L’esperienza di ascolto di Kid A è intensa, destabilizzante: l’apertura con “Everything in Its Right Place” – tone-pad sintetici, voce di Yorke manipolata, ripetizioni che sembrano mantra – introduce all’idea che ora la melodia non sarà protagonista da subito, che il ritmo potrà venire da altri spazi, che la struttura classica strofa-ritornello può anche non apparire.
Proseguendo, si passa attraverso tracce come la title track “Kid A”, “The National Anthem” – con bassi fuzz, fiati che invadono, quasi cacofonie orchestrate –, “How to Disappear Completely” – dove il minimalismo orchestrale, l’uso del falsetto, la dissolvenza, la sospensione, il senso di smarrimento interiore dominano.

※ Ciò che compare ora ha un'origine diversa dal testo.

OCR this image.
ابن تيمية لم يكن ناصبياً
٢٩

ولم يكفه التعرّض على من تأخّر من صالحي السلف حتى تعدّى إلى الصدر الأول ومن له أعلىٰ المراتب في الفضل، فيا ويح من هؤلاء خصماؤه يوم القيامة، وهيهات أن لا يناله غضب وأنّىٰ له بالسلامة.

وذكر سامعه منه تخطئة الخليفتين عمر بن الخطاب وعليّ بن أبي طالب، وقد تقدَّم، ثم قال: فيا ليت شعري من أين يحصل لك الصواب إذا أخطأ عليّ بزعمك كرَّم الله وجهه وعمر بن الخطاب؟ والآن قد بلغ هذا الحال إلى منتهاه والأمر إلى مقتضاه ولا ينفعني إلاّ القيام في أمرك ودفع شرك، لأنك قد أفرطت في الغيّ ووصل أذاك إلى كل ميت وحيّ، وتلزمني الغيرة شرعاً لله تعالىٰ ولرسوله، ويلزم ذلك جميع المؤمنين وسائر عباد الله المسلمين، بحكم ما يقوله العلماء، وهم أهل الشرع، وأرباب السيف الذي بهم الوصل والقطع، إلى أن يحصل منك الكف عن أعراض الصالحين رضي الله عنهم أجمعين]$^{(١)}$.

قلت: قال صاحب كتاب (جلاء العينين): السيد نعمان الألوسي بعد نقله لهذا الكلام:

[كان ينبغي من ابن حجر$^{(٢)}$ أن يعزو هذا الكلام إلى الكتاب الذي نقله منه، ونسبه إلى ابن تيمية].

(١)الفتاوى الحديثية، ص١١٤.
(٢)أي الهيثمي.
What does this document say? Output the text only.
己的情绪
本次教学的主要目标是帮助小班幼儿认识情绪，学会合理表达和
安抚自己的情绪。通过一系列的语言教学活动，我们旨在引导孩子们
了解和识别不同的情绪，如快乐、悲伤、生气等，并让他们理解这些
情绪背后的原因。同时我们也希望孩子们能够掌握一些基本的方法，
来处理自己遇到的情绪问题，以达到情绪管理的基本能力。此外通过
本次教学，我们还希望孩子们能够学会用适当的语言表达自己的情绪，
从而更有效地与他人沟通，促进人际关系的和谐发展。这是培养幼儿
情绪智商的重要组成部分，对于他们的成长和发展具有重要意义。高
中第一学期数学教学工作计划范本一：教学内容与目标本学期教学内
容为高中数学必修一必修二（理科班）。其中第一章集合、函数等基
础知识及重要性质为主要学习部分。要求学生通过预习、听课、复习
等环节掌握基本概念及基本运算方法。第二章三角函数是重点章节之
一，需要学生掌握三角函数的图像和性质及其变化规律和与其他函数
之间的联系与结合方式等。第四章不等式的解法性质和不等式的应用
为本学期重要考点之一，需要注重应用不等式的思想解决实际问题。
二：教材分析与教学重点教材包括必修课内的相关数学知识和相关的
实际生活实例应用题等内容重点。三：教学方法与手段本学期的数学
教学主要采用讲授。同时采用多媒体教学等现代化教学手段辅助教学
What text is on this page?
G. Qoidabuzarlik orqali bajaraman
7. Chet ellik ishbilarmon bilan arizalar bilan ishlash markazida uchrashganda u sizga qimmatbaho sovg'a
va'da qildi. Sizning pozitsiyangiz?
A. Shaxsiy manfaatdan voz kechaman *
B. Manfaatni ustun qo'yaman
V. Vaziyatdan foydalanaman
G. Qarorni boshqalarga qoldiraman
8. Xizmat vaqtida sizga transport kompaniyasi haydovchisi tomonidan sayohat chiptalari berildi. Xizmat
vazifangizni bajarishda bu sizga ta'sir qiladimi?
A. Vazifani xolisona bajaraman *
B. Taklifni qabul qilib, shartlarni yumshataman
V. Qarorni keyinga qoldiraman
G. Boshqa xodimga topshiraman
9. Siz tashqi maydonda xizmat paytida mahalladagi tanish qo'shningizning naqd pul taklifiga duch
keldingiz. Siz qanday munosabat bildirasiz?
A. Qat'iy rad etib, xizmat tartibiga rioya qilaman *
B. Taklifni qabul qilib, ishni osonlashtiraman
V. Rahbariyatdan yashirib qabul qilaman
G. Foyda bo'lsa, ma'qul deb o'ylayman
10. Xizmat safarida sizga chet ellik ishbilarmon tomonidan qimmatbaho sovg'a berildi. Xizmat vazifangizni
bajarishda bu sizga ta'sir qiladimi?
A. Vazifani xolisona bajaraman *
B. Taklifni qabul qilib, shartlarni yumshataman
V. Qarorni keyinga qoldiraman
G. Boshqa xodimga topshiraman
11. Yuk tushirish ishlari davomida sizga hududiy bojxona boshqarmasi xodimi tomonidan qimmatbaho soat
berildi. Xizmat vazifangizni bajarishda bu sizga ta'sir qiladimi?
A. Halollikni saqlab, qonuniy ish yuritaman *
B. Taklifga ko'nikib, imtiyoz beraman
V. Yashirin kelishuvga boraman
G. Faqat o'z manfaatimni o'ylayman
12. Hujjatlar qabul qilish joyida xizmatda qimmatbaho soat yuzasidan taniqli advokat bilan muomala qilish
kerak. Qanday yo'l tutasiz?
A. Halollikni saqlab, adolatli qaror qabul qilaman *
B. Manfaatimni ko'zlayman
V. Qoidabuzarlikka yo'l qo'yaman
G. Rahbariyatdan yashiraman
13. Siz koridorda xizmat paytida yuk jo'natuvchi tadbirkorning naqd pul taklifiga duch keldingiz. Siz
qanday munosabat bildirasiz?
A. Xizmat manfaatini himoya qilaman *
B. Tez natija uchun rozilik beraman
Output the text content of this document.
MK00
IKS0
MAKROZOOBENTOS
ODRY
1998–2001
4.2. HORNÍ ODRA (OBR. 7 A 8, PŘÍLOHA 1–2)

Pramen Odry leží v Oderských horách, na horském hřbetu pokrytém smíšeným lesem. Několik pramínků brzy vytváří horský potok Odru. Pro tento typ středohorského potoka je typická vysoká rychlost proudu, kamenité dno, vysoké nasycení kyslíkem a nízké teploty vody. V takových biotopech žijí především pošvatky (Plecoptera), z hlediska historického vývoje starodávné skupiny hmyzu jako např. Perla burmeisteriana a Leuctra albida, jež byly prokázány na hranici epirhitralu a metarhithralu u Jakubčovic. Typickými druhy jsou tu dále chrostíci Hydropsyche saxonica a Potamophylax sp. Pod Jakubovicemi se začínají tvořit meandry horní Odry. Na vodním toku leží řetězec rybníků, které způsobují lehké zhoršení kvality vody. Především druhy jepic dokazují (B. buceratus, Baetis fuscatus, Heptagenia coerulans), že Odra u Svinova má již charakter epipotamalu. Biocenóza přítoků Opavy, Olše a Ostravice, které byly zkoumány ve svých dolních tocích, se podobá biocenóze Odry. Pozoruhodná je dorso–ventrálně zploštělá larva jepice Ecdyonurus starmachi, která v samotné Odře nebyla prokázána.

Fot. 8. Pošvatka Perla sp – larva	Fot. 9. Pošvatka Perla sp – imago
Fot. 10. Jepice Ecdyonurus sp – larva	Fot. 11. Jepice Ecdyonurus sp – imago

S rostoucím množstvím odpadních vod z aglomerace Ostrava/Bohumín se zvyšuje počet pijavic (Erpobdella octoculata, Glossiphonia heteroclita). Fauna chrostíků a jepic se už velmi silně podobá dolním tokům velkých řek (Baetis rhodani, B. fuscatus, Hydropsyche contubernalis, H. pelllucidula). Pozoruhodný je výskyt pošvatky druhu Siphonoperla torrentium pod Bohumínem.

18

''Treefingers'' è puro ambient, atmosfera liquida, sembra di ascoltare il Brian Eno di "Apollo".
''Optimistic'' conserva un residuo di rock ma filtrato, quasi estraneo a se stesso; “Idioteque” è forse tra le tracce più viscerali e angoscianti ma anche tra le più memorabili, con beat programmati frenetici, con percussioni che sembrano trampolini, testi che evocano catastrofi, paura, imminenza del disastro, mancanza di controllo, una danza isterica sotto la superficie della civiltà.
L'album, nel suo complesso, non cerca di accomodare le orecchie dell’ascoltatore abituato al radio friendly, ma di scuoterlo, di farlo confrontare con zone d’ombra, zone di ansia, di alienazione, di smarrimento in un mondo che sembra accelerare troppo, bombardato da stimoli, da tecnologia, da media ambivalenti.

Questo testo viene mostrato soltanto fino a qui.